Edge have declared Prototype 2 to be "the most cheerfully destructive sandbox since Just Cause 2." Truer words have never been written. In my experience (about five or six hours), Heller is the car and the jet, and he can hijack tanks and helicopters, and create tentacle hentai at the push of a few buttons. Troubling themes and terrible story aside, it's a joy to propel yourself across Prototype 2's version of New York City. The Radnet challenges also add a more frivolous and competitive element that's missing from the island paradise of Panau.

Best of all, players can unlock some impressive movement-based abilities after a fairly short time. Find some collectables and level-up four times and you can leap over tall buildings, fly for sustained periods and move at impressive speeds. Prototype 2's most obvious competitor, inFamous 2 saves the more enjoyable transportation powers until the end game. All things considered, I prefer the early empowerment strategy employed in Prototype 2.

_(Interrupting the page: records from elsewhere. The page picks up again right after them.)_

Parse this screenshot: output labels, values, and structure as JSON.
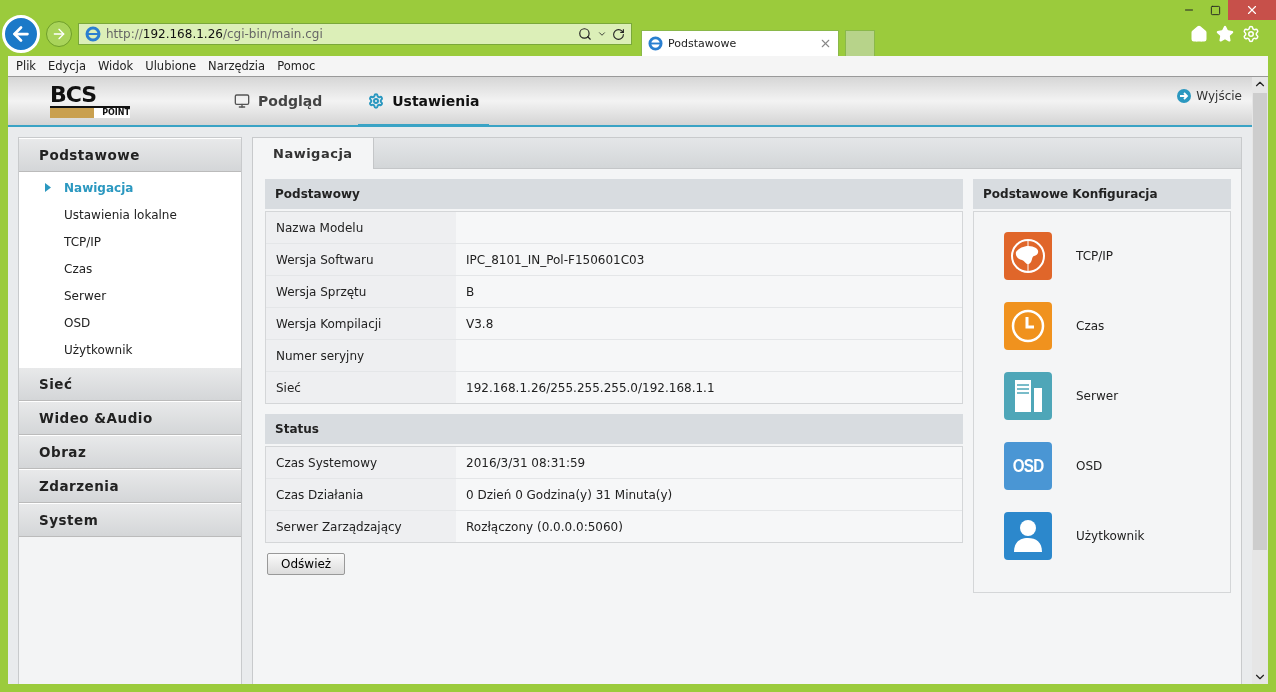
{
  "browser": {
    "url": {
      "scheme": "http://",
      "host": "192.168.1.26",
      "path": "/cgi-bin/main.cgi"
    },
    "tab": {
      "title": "Podstawowe"
    },
    "menu": [
      "Plik",
      "Edycja",
      "Widok",
      "Ulubione",
      "Narzędzia",
      "Pomoc"
    ]
  },
  "header": {
    "logo": {
      "top": "BCS",
      "bottom": "POINT"
    },
    "nav": [
      {
        "label": "Podgląd",
        "kind": "monitor",
        "selected": false
      },
      {
        "label": "Ustawienia",
        "kind": "gear",
        "selected": true
      }
    ],
    "logout": "Wyjście"
  },
  "sidebar": [
    {
      "title": "Podstawowe",
      "items": [
        {
          "label": "Nawigacja",
          "selected": true
        },
        {
          "label": "Ustawienia lokalne",
          "selected": false
        },
        {
          "label": "TCP/IP",
          "selected": false
        },
        {
          "label": "Czas",
          "selected": false
        },
        {
          "label": "Serwer",
          "selected": false
        },
        {
          "label": "OSD",
          "selected": false
        },
        {
          "label": "Użytkownik",
          "selected": false
        }
      ]
    },
    {
      "title": "Sieć"
    },
    {
      "title": "Wideo &Audio"
    },
    {
      "title": "Obraz"
    },
    {
      "title": "Zdarzenia"
    },
    {
      "title": "System"
    }
  ],
  "tabs": [
    {
      "label": "Nawigacja",
      "selected": true
    }
  ],
  "sections": [
    {
      "title": "Podstawowy",
      "rows": [
        {
          "label": "Nazwa Modelu",
          "value": ""
        },
        {
          "label": "Wersja Softwaru",
          "value": "IPC_8101_IN_Pol-F150601C03"
        },
        {
          "label": "Wersja Sprzętu",
          "value": "B"
        },
        {
          "label": "Wersja Kompilacji",
          "value": "V3.8"
        },
        {
          "label": "Numer seryjny",
          "value": ""
        },
        {
          "label": "Sieć",
          "value": "192.168.1.26/255.255.255.0/192.168.1.1"
        }
      ]
    },
    {
      "title": "Status",
      "rows": [
        {
          "label": "Czas Systemowy",
          "value": "2016/3/31 08:31:59"
        },
        {
          "label": "Czas Działania",
          "value": "0 Dzień 0 Godzina(y) 31 Minuta(y)"
        },
        {
          "label": "Serwer Zarządzający",
          "value": "Rozłączony (0.0.0.0:5060)"
        }
      ]
    }
  ],
  "refresh_button": "Odśwież",
  "quick_config": {
    "title": "Podstawowe Konfiguracja",
    "items": [
      {
        "kind": "globe",
        "label": "TCP/IP",
        "color": "#e0662a"
      },
      {
        "kind": "clock",
        "label": "Czas",
        "color": "#f0921e"
      },
      {
        "kind": "server",
        "label": "Serwer",
        "color": "#4ea6b8"
      },
      {
        "kind": "osd",
        "label": "OSD",
        "icon_text": "OSD",
        "color": "#4a96d4"
      },
      {
        "kind": "user",
        "label": "Użytkownik",
        "color": "#2c88cc"
      }
    ]
  }
}
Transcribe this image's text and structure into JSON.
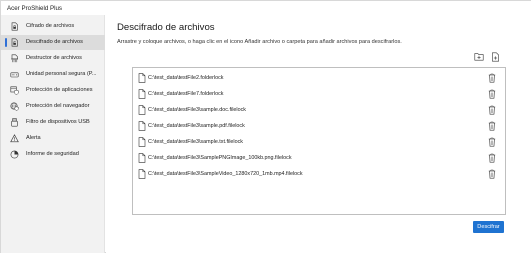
{
  "app": {
    "title": "Acer ProShield Plus"
  },
  "sidebar": {
    "items": [
      {
        "label": "Cifrado de archivos",
        "icon": "file-lock-icon",
        "active": false
      },
      {
        "label": "Descifrado de archivos",
        "icon": "file-unlock-icon",
        "active": true
      },
      {
        "label": "Destructor de archivos",
        "icon": "shredder-icon",
        "active": false
      },
      {
        "label": "Unidad personal segura (P...",
        "icon": "secure-drive-icon",
        "active": false
      },
      {
        "label": "Protección de aplicaciones",
        "icon": "app-shield-icon",
        "active": false
      },
      {
        "label": "Protección del navegador",
        "icon": "browser-shield-icon",
        "active": false
      },
      {
        "label": "Filtro de dispositivos USB",
        "icon": "usb-icon",
        "active": false
      },
      {
        "label": "Alerta",
        "icon": "warning-icon",
        "active": false
      },
      {
        "label": "Informe de seguridad",
        "icon": "report-icon",
        "active": false
      }
    ]
  },
  "main": {
    "title": "Descifrado de archivos",
    "description": "Arrastre y coloque archivos, o haga clic en el icono Añadir archivo o carpeta para añadir archivos para descifrarlos.",
    "add_folder_icon": "add-folder-icon",
    "add_file_icon": "add-file-icon",
    "files": [
      "C:\\test_data\\testFile2.folderlock",
      "C:\\test_data\\testFile7.folderlock",
      "C:\\test_data\\testFile3\\sample.doc.filelock",
      "C:\\test_data\\testFile3\\sample.pdf.filelock",
      "C:\\test_data\\testFile3\\sample.txt.filelock",
      "C:\\test_data\\testFile3\\SamplePNGImage_100kb.png.filelock",
      "C:\\test_data\\testFile3\\SampleVideo_1280x720_1mb.mp4.filelock"
    ],
    "primary_button": "Descifrar"
  },
  "colors": {
    "accent": "#1f73d1",
    "sidebar_bg": "#f2f2f2",
    "active_bg": "#dcdcdc"
  }
}
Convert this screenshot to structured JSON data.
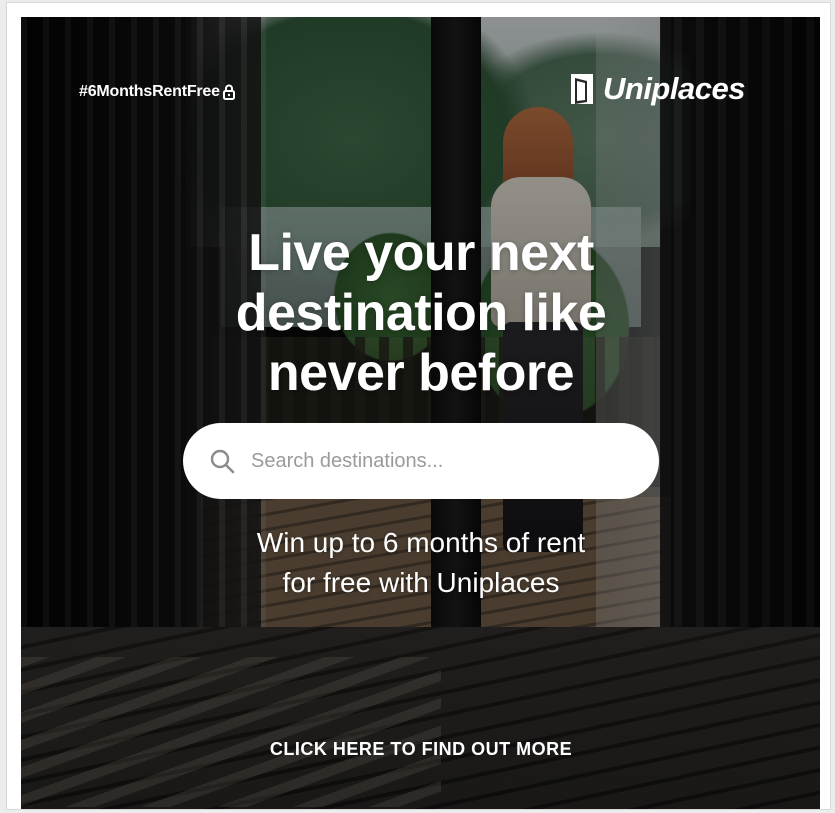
{
  "banner": {
    "hashtag": "#6MonthsRentFree",
    "hashtag_icon": "lock-icon",
    "logo_text": "Uniplaces",
    "logo_icon": "uniplaces-door-icon",
    "headline_lines": [
      "Live your next",
      "destination like",
      "never before"
    ],
    "search": {
      "placeholder": "Search destinations...",
      "value": "",
      "icon": "search-icon"
    },
    "subline_lines": [
      "Win up to 6 months of rent",
      "for free with Uniplaces"
    ],
    "cta_label": "CLICK HERE TO FIND OUT MORE"
  },
  "colors": {
    "text": "#ffffff",
    "search_bg": "#ffffff",
    "placeholder": "#9b9b9b",
    "icon": "#8c8c8c"
  }
}
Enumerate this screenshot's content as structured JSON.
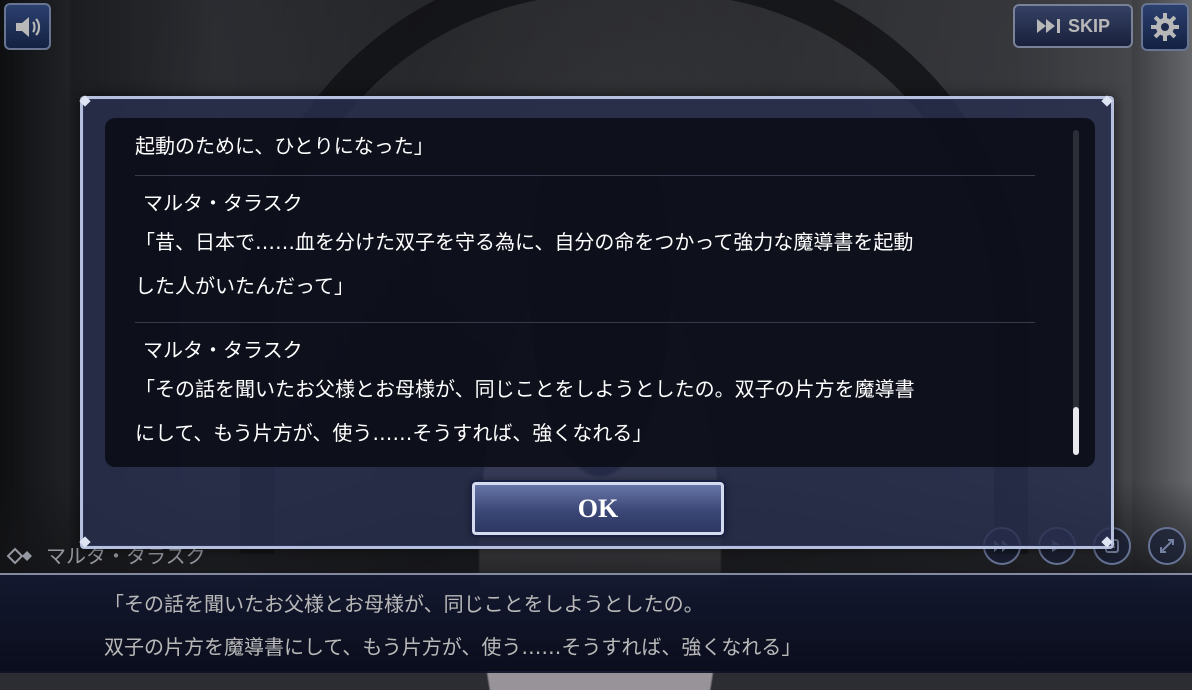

Don't get me wrong: Panau's great expanse and wealth of colour is far from being bested by this apocalyptic iteration of the Big Apple, but it's a great sandbox all the same.

Frequent Coarse Language
Prototype 2 is not for everyone: my wife has often expressed her disgust at the explicit depictions of dismemberment and abundance of gore (and believe me when I say she isn't normally perturbed by high levels of violence, provided that it has a purpose), and I just can't stomach the cringe-worthy script; but it needs to be seen and played to be believed. Some of the abilities are an absolute blast to use, and I've never experienced such joyous movement in a videogame. It's just a shame that Radical Entertainment have chosen such a dark and humourless angle for this text. If only we had a superpowered Rico Rodriguez trashing New York City instead of James Heller's tired revenge play.